After he left me I decided to walk around the floor a little bit. Finally, a rather large African American approaches me and says in a rather loud voice "Hey" to which I responded as any other neanderthal would with "Hey!" He looks at me and says your my celly? I look at him and say "your what?" He says you know, My celly! I looked at him and as innocently as I could said "Um what's a celly?" Finally exasperated, he asks if I was staying in the room at the end of the hall. Once I told him yes, he told me that he was my celly. So lesson one for prison, a roommate is a celly.

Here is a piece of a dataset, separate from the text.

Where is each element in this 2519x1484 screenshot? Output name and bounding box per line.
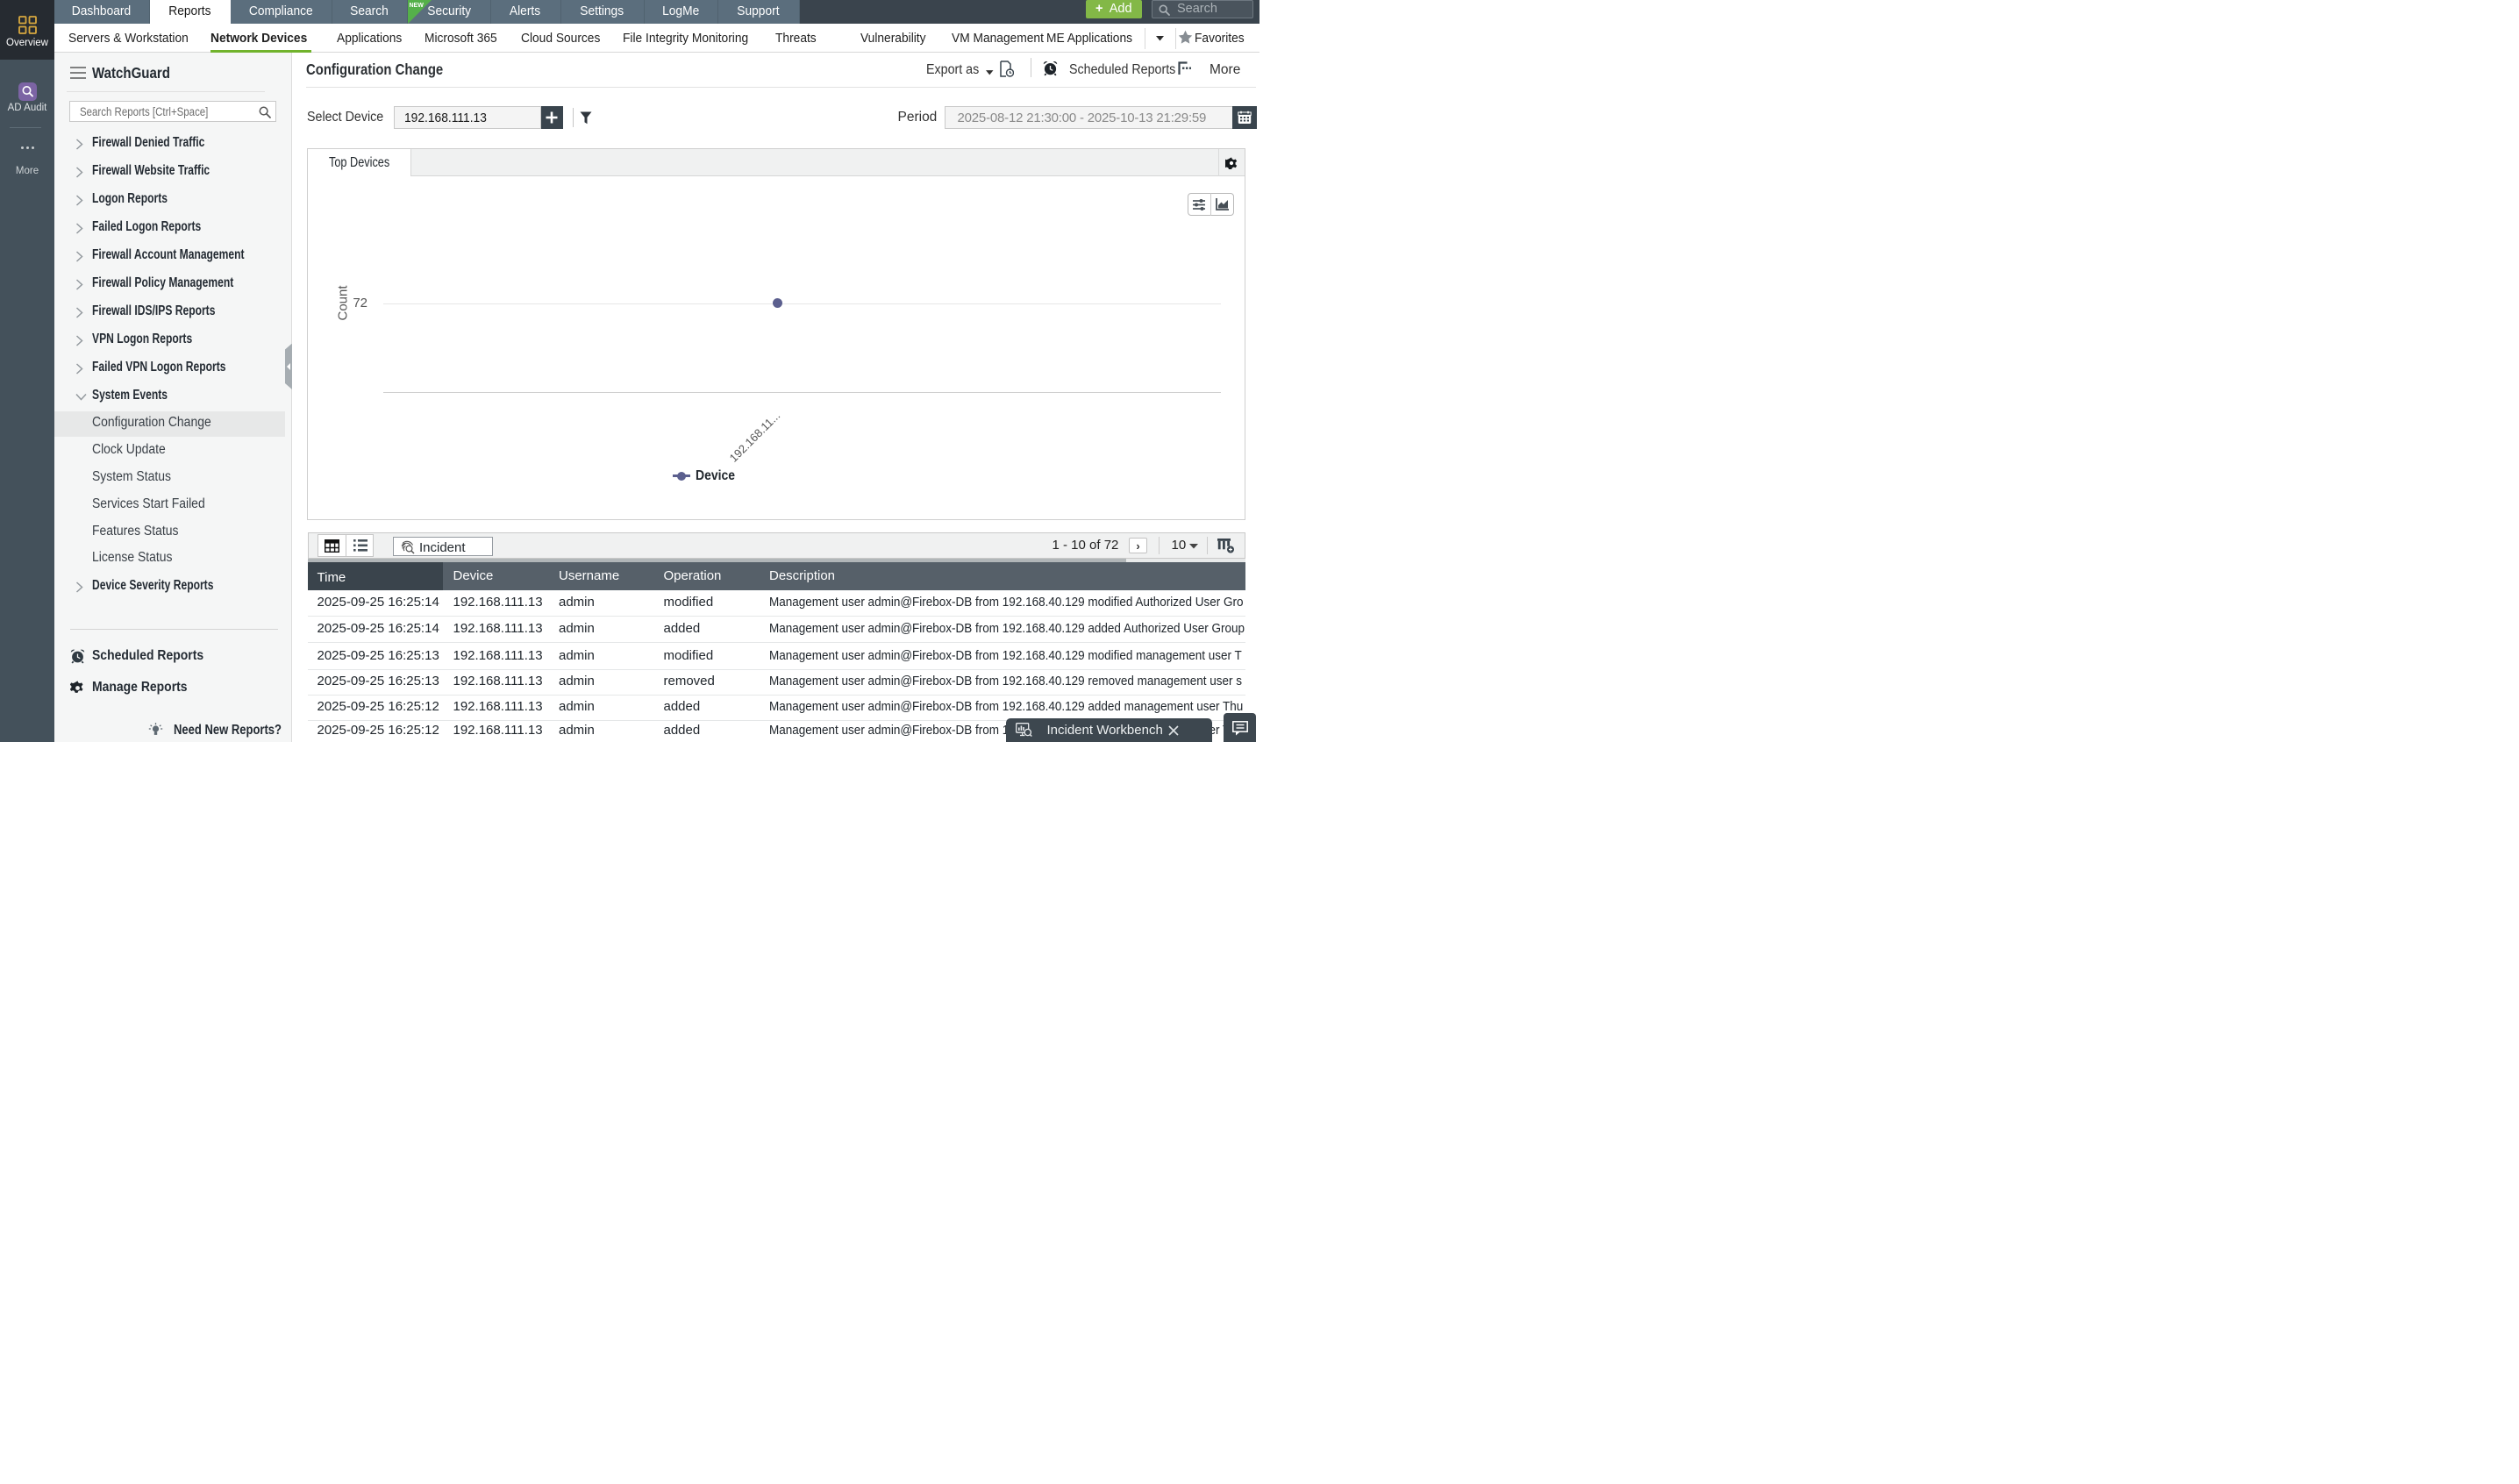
svg-text:NEW: NEW	[410, 3, 425, 9]
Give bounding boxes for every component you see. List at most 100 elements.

That night he told me that he feels that the white man should agree to be enslaved for one week to the black man. He felt this is a reasonable request since the white man ensalved the balck man for 400 years in this country and he was only asking for a week. When I corrected him and told him that the US was only formed in 1776 and that slavery was abolished everywhere around 100 years later so his claim of 400 years was incorrect, he told me my numbers were wrong. Welcome to prison. Amazingly enough, I slept like a baby that night.

The point I am trying to make is that once the process of getting to prison is over, your mind can focus on other things. Even a hard day like the first day of prison can be laced with levity if the right attitude is maintained. In many ways freedom begins on the first day of prison.